QVAC SDK has released version 0.11.0, which now supports the Qwen 3.5 and Qwen 3.6 models, as well as Gemma 4, significantly enhancing local computing capabilities and visual workflows. This update allows users to leverage multi-GPU support for running larger models locally, and introduces features like multi-image conditioning for improved style mixing and on-device upscaling for high-quality images. These advancements align with a growing trend in AI tooling that prioritizes on-device processing to enhance privacy and reduce reliance on cloud services, catering to the increasing demand for versatile multimodal creative workflows.
QVAC: QVAC is Tether’s AI research and software initiative focused on local-first, on-device computing and developer tools for running and building AI workflows. In this update, QVAC SDK 0.11.0 adds expanded support for newer model families, multi-GPU execution, and visual generation features that are designed to run on users’ own hardware.
Qwen: Qwen is Alibaba’s family of open-weight language models used widely for chat, coding, and multimodal applications. It is relevant here because the latest QVAC SDK release adds support for Qwen 3.5 and Qwen 3.6, expanding the set of models developers can run locally through the framework.

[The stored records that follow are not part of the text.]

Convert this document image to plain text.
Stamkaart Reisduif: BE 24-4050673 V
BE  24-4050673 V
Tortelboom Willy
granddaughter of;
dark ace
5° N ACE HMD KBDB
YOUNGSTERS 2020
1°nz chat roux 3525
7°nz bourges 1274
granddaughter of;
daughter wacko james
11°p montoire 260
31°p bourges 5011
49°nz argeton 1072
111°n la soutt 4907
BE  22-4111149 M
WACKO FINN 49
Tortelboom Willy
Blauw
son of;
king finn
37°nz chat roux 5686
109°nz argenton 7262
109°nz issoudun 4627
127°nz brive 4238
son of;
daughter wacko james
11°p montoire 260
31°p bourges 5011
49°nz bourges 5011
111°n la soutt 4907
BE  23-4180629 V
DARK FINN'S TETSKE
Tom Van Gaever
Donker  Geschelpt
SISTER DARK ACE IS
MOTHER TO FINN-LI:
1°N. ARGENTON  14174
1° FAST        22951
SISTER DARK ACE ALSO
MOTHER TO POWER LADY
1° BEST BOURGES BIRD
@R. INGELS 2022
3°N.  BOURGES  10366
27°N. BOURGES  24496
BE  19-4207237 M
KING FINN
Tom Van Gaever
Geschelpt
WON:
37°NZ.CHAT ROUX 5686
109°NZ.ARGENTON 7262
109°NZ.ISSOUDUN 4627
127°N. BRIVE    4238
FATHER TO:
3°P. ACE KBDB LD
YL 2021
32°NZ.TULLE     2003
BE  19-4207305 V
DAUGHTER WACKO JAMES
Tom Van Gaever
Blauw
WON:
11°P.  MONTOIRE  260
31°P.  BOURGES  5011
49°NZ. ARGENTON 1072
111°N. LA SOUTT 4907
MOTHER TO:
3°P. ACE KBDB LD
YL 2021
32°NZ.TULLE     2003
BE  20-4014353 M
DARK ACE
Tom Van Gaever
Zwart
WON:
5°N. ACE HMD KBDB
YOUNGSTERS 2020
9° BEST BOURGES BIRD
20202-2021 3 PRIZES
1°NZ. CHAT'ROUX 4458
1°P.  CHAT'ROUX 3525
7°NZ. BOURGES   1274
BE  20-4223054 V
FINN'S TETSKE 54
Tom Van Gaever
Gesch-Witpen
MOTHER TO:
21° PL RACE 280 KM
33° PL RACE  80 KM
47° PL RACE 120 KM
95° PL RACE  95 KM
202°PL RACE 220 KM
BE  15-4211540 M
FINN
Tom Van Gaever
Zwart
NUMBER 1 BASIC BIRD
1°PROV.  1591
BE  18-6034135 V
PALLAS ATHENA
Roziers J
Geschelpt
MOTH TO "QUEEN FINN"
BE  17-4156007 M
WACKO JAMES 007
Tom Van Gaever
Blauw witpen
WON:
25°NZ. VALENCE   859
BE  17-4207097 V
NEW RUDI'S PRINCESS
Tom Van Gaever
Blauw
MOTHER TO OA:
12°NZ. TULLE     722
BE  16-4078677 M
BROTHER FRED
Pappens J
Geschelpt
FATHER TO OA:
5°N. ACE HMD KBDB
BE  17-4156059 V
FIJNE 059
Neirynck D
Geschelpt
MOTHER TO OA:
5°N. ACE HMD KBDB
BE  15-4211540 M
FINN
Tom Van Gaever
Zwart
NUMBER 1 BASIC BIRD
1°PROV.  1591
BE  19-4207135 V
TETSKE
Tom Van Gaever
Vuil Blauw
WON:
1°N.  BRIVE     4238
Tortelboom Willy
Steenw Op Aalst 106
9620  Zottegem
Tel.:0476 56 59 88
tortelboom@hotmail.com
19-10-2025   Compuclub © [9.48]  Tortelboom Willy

Gemma: Gemma is Google’s family of open models aimed at efficient deployment across developer and edge environments. In this news, QVAC SDK adds support for Gemma 4, indicating the framework is broadening compatibility with newer open model releases for local inference.
Local AI: Recent AI tooling has increasingly emphasized running models on-device to improve privacy, reduce reliance on cloud services, and enable offline use.
Visual Workflows: Modern AI SDKs are expanding beyond text generation to include image conditioning and upscaling, reflecting growing demand for multimodal creative workflows.
Model Compatibility: Framework updates that add support for newer open-weight model families often aim to make local AI stacks more practical for builders who want flexibility across different model ecosystems.